17.Deterrence, based on an appropriate mix of nuclear and conventional capabilities, remains a core element of our overall strategy. The circumstances in which any use of nuclear weapons might have to be contemplated are extremely remote. As long as nuclear weapons exist, NATO will remain a nuclear alliance.
18.The supreme guarantee of the security of the Allies is provided by the strategic nuclear forces of the Alliance, particularly those of the United States; the independent strategic nuclear forces of the United Kingdom and France, which have a deterrent role of their own, contribute to the overall deterrence and security of the Allies.
19.We will ensure that NATO has the full range of capabilities necessary to deter and defend against any threat to the safety and security of our populations.
Therefore, we will:
• maintain an appropriate mix of nuclear and conventional forces;
• maintain the ability to sustain concurrent major joint operations and several smaller operations for collective defence and crisis response, including at strategic distance;
• develop and maintain robust, mobile and deployable conventional forces to carry out both our Article 5 responsibilities and the Alliance’s expeditionary operations, including with the NATO Response Force;
• carry out the necessary training, exercises, contingency planning and information exchange for assuring our defence against the full range of conventional and emerging security challenges, and provide appropriate visible assurance and reinforcement for all Allies;
• ensure the broadest possible participation of Allies in collective defence planning on nuclear roles, in peacetime basing of nuclear forces, and in command, control and consultation arrangements;
• develop the capability to defend our populations and territories against ballistic missile attack as a core element of our collective defence, which contributes to the indivisible security of the Alliance.

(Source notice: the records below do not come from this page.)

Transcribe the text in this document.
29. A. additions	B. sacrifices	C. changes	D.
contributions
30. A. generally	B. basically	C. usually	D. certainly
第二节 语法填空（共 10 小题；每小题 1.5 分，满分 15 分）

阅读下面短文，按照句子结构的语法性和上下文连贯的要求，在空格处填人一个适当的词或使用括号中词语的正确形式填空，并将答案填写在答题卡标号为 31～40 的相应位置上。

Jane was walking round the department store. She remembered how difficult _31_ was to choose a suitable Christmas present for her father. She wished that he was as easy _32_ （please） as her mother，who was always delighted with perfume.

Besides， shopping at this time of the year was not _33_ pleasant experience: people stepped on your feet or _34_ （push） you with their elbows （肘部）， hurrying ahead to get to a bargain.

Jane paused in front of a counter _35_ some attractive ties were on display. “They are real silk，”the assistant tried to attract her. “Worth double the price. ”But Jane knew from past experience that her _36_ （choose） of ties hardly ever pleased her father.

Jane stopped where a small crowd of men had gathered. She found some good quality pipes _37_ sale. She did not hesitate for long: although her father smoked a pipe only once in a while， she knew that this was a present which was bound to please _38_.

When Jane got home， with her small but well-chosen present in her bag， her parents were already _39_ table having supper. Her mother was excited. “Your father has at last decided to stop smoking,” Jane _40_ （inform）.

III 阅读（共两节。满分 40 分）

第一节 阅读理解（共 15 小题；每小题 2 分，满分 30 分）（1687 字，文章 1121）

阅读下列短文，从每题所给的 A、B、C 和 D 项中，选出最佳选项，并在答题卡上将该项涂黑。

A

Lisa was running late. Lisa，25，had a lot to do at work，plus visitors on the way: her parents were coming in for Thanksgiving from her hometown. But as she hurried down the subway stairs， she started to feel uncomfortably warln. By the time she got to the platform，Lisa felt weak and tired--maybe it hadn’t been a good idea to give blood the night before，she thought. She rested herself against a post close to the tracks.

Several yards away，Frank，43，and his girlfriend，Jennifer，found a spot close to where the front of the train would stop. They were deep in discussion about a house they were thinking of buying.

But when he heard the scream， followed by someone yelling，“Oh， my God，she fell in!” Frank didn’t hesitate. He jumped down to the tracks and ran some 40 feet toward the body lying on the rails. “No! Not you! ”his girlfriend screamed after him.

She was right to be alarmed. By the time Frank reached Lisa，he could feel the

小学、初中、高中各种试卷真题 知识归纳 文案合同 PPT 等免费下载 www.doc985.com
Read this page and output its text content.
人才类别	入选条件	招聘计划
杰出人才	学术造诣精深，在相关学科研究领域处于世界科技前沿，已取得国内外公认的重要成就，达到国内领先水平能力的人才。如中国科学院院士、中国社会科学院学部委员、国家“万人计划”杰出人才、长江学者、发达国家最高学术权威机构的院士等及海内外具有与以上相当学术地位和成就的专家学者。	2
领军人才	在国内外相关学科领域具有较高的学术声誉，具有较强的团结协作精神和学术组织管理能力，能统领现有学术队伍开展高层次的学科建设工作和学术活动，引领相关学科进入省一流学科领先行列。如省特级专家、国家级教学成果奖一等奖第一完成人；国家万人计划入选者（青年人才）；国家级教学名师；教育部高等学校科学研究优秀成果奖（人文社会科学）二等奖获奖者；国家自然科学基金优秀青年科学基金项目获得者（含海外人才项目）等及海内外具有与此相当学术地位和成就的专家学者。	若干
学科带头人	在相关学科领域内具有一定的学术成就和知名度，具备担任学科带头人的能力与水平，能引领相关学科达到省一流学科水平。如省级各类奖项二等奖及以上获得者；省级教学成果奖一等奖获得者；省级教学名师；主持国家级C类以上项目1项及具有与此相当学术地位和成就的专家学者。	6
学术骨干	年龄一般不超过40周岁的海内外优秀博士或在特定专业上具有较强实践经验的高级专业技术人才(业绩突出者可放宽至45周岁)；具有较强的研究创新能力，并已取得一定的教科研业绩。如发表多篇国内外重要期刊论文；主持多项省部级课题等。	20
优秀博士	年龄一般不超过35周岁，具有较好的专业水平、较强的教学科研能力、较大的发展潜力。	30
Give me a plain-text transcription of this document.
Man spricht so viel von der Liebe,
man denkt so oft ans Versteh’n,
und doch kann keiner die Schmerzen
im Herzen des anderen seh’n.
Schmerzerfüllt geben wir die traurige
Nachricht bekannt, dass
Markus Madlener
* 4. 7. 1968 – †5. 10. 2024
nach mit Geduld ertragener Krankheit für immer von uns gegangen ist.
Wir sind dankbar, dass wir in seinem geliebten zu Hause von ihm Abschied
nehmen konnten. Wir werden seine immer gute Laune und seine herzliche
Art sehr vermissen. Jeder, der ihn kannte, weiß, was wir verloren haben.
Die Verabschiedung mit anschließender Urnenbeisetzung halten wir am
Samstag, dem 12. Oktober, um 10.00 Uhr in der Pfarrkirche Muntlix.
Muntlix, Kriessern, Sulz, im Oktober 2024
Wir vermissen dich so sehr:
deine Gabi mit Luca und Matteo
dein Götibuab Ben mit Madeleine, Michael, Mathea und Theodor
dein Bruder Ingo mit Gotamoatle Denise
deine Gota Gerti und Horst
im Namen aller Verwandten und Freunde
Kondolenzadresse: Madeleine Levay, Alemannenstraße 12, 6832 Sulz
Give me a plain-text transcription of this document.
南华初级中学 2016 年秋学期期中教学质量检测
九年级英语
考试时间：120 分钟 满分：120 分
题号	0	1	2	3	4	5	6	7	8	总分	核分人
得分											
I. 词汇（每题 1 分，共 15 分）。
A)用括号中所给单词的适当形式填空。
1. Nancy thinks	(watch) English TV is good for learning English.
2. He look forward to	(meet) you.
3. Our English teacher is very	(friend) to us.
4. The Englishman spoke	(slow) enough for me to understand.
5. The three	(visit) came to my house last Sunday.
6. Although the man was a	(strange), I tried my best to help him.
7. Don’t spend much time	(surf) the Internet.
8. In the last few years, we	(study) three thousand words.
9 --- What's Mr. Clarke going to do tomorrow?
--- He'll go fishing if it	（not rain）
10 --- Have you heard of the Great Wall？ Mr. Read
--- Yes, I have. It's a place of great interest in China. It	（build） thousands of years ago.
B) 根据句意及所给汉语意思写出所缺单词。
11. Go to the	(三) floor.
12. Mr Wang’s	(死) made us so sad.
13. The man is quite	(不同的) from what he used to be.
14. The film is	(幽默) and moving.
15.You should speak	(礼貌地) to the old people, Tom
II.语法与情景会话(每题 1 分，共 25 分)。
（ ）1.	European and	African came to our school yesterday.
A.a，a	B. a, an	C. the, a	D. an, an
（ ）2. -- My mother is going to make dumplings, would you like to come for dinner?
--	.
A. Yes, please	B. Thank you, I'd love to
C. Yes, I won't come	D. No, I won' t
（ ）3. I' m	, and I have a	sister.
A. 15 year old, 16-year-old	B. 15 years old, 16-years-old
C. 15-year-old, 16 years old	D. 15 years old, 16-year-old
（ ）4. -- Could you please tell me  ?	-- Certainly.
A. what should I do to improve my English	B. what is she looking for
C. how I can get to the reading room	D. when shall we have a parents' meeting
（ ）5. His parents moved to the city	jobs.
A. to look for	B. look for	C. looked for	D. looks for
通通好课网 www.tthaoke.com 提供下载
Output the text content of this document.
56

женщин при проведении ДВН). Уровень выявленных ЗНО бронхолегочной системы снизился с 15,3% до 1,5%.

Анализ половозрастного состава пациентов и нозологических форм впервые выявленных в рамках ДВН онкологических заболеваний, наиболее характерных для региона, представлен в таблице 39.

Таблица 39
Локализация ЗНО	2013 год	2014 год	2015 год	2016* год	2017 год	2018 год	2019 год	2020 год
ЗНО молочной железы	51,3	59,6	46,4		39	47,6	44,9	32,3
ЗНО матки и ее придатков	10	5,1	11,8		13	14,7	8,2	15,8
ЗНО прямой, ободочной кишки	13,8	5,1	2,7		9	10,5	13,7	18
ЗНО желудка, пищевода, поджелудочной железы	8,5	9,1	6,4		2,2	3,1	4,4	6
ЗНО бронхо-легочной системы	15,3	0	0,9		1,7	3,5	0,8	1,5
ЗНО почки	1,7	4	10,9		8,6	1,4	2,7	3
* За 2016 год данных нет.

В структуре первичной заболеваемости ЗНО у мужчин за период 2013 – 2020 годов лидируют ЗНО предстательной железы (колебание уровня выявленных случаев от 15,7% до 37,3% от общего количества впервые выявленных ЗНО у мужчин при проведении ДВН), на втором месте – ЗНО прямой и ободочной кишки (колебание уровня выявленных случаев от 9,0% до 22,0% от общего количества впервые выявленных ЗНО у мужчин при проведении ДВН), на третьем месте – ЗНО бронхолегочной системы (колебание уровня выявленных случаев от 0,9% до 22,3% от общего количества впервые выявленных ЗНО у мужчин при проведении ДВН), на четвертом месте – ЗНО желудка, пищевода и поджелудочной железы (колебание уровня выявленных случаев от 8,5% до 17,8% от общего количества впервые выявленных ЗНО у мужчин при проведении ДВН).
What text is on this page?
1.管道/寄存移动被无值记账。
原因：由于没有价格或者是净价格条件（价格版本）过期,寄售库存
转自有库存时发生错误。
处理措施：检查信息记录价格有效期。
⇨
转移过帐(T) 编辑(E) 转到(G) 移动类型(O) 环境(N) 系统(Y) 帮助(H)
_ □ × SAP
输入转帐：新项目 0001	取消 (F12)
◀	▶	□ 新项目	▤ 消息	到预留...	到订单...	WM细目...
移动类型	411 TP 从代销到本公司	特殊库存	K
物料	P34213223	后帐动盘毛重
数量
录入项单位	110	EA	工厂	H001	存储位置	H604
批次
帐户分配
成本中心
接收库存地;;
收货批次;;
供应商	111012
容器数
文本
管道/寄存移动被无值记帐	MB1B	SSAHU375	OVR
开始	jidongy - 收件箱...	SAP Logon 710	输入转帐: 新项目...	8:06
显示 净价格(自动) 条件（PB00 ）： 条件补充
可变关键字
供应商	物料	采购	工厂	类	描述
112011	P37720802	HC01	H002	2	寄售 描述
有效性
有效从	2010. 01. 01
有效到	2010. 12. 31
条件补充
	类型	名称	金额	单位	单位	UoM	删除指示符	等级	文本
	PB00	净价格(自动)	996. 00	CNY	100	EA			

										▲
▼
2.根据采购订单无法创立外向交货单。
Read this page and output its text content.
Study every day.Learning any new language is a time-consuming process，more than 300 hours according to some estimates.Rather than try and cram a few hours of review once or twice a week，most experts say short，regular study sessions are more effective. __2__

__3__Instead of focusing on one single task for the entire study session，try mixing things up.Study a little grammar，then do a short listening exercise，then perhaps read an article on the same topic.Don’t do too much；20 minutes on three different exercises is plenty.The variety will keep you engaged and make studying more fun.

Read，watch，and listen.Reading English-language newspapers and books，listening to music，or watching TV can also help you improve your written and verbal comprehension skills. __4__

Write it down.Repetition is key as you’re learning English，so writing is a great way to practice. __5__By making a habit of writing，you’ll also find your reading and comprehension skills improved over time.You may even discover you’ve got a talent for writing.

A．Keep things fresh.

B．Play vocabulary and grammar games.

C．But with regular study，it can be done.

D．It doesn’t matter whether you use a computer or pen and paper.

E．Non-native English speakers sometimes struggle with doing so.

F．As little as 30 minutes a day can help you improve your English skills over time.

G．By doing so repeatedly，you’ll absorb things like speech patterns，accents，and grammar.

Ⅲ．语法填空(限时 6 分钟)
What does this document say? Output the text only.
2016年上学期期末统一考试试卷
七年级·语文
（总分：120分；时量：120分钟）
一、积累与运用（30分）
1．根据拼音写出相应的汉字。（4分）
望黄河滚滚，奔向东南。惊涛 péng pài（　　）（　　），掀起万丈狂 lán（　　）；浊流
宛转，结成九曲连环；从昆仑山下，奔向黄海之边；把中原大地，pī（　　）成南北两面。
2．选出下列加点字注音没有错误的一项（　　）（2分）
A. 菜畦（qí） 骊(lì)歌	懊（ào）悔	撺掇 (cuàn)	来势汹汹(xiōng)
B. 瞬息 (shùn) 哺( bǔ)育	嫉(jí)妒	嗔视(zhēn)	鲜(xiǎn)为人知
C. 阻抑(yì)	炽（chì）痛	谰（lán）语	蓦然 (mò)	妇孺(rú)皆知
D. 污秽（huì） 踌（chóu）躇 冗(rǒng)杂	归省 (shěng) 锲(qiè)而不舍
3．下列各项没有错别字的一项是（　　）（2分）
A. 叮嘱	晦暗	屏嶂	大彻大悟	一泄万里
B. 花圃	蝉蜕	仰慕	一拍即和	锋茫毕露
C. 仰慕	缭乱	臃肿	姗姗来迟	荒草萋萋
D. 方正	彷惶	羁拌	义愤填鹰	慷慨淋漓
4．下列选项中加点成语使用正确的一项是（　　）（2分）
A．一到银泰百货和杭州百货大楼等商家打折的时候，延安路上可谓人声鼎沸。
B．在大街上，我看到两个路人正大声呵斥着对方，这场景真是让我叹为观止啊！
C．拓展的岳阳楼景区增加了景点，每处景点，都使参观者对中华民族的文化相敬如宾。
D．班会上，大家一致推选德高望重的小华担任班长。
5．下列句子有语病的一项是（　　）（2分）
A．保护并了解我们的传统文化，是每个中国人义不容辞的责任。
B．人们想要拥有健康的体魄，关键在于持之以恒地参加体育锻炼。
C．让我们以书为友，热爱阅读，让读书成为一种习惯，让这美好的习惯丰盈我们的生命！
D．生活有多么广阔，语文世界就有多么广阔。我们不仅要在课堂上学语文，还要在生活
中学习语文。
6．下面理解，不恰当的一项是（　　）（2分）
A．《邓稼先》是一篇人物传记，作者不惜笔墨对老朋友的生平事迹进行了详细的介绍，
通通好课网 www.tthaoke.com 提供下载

We will actively seek cooperation on missile defence with Russia and other Euro-Atlantic partners;
• further develop NATO’s capacity to defend against the threat of chemical, biological, radiological and nuclear weapons of mass destruction;
• develop further our ability to prevent, detect, defend against and recover from cyber-attacks, including by using the NATO planning process to enhance and coordinate national cyber-defence capabilities, bringing all NATO bodies under centralized cyber protection, and better integrating NATO cyber awareness, warning and response with member nations;
• enhance the capacity to detect and defend against international terrorism, including through enhanced analysis of the threat, more consultations with our partners, and the development of appropriate military capabilities, including to help train local forces to fight terrorism themselves;
• develop the capacity to contribute to energy security, including protection of critical energy infrastructure and transit areas and lines, cooperation with partners, and consultations among Allies on the basis of strategic assessments and contingency planning;
• ensure that the Alliance is at the front edge in assessing the security impact of emerging technologies, and that military planning takes the potential threats into account;
• sustain the necessary levels of defence spending, so that our armed forces are sufficiently resourced;
• continue to review NATO’s overall posture in deterring and defending against the full range of threats to the Alliance, taking into account changes to the evolving international security environment.